You can definitely interface a bluetooth module with the Core. Any module with an I2C, SPI or UART interface (operating at 3.3V can be directly connected) The shield shield makes it easy to interface already existing bluetooth shields made for arduino (that operate at 5V).
is there demand for a miniaturized version of the BLE-Shield or an even bigger BLEbee which is pin compatible with the Spark Core, it would be worth thinking to create such a thing. Not a big deal.
I guess obvious use would be as a gateway BLE<–> internet.
Such a power consumption mismatch though. Could BLE power up the Spark Core as required? Not too practical I guess.
Hmmm, how else could the two technologies compliment each other? iBeacon/ANCS? iBeacon, Hmmmm!
Also Dr. Michael, a “feature demand” might be for you to get “type acceptance” from MFi for iBeacon usage of any hardware under the new rules (as of yesterday). It’s free I think. :-} But probably impossible.

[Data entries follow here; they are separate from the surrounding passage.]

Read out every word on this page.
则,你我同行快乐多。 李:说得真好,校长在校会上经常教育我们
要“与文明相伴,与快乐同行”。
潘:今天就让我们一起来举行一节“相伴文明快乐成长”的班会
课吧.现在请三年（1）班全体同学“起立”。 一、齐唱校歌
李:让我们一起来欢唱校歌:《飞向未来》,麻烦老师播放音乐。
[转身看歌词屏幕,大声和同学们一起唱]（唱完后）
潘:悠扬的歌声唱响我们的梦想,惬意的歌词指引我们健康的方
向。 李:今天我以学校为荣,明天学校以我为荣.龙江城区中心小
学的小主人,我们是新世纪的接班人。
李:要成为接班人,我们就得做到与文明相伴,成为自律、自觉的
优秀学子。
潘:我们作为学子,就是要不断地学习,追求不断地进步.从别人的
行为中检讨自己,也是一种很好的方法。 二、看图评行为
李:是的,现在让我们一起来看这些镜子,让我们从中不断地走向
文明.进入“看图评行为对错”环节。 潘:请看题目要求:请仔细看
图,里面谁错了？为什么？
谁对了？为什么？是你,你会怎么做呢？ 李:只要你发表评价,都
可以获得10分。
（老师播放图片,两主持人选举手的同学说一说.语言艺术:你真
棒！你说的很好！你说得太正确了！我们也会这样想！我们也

First of it thanks for the quick answers of all of you.
I am really new in hardware development. And I am trying to understand how it work.
My goal is to produce an hardware based on the spark core that can connect with smarthphones using BLE.

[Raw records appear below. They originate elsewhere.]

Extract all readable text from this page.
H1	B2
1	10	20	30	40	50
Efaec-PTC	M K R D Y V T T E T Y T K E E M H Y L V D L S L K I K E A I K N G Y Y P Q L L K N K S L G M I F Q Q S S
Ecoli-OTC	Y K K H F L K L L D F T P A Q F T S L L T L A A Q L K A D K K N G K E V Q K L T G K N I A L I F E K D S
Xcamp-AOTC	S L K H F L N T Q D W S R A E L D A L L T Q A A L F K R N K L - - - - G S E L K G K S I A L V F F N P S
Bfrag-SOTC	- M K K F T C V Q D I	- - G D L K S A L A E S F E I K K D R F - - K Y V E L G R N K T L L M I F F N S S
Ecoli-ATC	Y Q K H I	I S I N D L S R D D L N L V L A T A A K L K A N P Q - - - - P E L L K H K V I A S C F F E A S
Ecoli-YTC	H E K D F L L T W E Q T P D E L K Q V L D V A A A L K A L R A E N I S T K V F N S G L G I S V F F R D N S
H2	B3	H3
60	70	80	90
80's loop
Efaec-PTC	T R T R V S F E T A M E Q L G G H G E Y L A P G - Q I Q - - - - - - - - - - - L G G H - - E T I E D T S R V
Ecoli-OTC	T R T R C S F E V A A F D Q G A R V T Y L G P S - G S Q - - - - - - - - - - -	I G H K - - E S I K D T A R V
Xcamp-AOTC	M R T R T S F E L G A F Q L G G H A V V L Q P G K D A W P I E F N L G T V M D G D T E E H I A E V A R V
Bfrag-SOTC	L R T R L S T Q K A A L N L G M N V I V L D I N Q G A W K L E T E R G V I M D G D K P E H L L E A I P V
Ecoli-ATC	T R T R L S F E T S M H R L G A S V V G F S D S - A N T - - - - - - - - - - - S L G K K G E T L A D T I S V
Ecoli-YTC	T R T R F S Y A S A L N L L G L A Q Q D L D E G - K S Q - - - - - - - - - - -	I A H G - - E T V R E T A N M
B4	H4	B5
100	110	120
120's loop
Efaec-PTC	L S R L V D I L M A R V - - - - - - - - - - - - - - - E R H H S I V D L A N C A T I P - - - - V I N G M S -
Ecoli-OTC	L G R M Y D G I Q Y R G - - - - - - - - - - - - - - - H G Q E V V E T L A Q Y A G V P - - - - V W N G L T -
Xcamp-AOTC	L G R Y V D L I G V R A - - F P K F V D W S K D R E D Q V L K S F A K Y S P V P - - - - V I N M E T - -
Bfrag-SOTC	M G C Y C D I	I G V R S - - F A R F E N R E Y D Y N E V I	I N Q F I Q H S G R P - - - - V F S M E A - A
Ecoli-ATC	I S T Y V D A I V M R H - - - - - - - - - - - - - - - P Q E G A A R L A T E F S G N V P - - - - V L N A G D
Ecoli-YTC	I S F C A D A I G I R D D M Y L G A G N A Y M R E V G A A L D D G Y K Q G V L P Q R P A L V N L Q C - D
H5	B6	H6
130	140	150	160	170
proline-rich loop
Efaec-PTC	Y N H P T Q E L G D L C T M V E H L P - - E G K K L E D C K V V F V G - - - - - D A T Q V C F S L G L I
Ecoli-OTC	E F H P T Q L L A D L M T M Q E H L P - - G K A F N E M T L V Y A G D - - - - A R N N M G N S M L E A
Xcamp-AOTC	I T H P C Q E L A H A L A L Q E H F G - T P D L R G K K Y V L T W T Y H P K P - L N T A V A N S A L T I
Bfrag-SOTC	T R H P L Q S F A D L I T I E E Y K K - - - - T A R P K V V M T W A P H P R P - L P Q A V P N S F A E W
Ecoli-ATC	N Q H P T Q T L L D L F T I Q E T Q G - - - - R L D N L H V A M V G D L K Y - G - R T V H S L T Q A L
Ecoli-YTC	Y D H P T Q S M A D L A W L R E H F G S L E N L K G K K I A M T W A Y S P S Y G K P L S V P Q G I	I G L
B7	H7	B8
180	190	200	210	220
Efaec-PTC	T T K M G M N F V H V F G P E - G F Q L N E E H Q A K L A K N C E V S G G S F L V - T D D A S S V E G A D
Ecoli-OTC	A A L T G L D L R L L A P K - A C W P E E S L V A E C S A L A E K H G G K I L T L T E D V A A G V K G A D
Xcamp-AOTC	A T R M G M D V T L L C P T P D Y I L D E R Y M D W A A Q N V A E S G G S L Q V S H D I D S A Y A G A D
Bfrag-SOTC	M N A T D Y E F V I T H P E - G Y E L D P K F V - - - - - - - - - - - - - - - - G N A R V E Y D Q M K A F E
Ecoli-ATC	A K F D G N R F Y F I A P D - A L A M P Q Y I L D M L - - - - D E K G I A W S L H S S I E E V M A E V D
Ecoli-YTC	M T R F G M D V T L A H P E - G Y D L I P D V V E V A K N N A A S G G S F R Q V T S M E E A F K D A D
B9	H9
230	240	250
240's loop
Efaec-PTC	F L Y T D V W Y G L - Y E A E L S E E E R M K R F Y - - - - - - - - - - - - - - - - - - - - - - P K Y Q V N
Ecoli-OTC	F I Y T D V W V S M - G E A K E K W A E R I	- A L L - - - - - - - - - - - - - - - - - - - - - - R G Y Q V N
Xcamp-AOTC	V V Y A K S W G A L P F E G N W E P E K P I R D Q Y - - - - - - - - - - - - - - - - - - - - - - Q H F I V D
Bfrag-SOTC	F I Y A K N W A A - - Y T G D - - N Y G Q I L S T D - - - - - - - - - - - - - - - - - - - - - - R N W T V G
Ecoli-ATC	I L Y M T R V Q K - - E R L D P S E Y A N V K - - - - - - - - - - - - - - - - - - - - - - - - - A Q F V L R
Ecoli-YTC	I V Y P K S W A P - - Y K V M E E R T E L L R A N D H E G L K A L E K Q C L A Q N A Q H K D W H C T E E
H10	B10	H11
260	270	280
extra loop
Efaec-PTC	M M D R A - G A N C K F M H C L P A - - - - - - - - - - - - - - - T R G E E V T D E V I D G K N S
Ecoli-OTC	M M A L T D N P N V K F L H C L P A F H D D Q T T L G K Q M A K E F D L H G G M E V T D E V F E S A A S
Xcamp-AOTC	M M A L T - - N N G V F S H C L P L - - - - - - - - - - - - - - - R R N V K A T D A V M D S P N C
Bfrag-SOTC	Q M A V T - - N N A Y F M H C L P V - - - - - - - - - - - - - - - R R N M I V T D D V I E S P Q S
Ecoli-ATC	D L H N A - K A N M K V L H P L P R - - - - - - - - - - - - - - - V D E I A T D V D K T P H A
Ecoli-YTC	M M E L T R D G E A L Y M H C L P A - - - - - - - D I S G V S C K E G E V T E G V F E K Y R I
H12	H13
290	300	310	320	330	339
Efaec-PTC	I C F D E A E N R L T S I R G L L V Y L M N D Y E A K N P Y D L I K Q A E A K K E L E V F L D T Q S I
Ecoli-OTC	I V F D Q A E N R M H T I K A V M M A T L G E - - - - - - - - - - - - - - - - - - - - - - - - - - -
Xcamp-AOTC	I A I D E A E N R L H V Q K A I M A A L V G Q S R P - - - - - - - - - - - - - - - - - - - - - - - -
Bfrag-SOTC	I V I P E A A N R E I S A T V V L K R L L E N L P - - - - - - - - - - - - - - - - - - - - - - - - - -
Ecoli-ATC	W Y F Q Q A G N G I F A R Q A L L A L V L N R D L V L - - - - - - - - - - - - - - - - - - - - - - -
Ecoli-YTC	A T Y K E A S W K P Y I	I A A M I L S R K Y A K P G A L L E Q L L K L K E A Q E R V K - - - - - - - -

@mkroll Is the BLEbee can be directly using with the Spark Core?
Yes, bad choice for an example. The point I was trying to make was that if you were to use a BLE module that can run at 3.3V, then one can directly interface it to the Core without the need for a Shield Shield.
We have integrated the Nordic Semiconductor nRF8001 module with the spark core and have provided a simple UART over BLE interface to connect the Spark core to a phone. The BLE can be used to get WiFi credentials and also to return debug information for issues the Spark have when connecting to WiFi.
So this is useful for troubleshooting and is an easier method to set WiFi credentials.
This is now available as a spark.io library (NRF8001-BLE-UART-SPARK-IO) so you can play with it.
You can use the nRF UART apps in the Apple app store and Google play to communicate over BLE to the Spark Core.
Please remember that in today’s spark configuration, the Core checks WiFi before it runs the BLE module, so getting WiFi credentials over BLE would require that the BLE library is run before checking the WiFi.
In this integration, we will use the Phone to push WiFi credentials to the Spark at that point. WiFi interference is not a problem when the Phone is connected to the same WiFi access point or can see the access point the Spark is going to get connected to. During this time the phone will manage the BLE and keep it clear of the WiFi channels automatically.
During troubleshooting of WiFi the BLE can send status information of the WiFi to the end user’s phone so this provides a better interface, than just the LED.
My son has a disability and constantly misplaces his binder around school. I’ve 3D printed a three-ring binder case for the spark and battery. I was hoping to use the school’s wifi/routers to pinpoint where the binder is (closest IP address). That proved to be impossible with the school’s network and/or my programming fu.
I purchased six ibeacons hoping I could place them in the ceiling at various locations throughout the school and somehow get the spark (plus BLE) to send to the cloud the closest ibeacon id (I’m using estimotes). Would this (nRF8001 + library) possibly help me do this without a shield (trying to keep the whole package thin so it can fit inside the 3" binder rings)?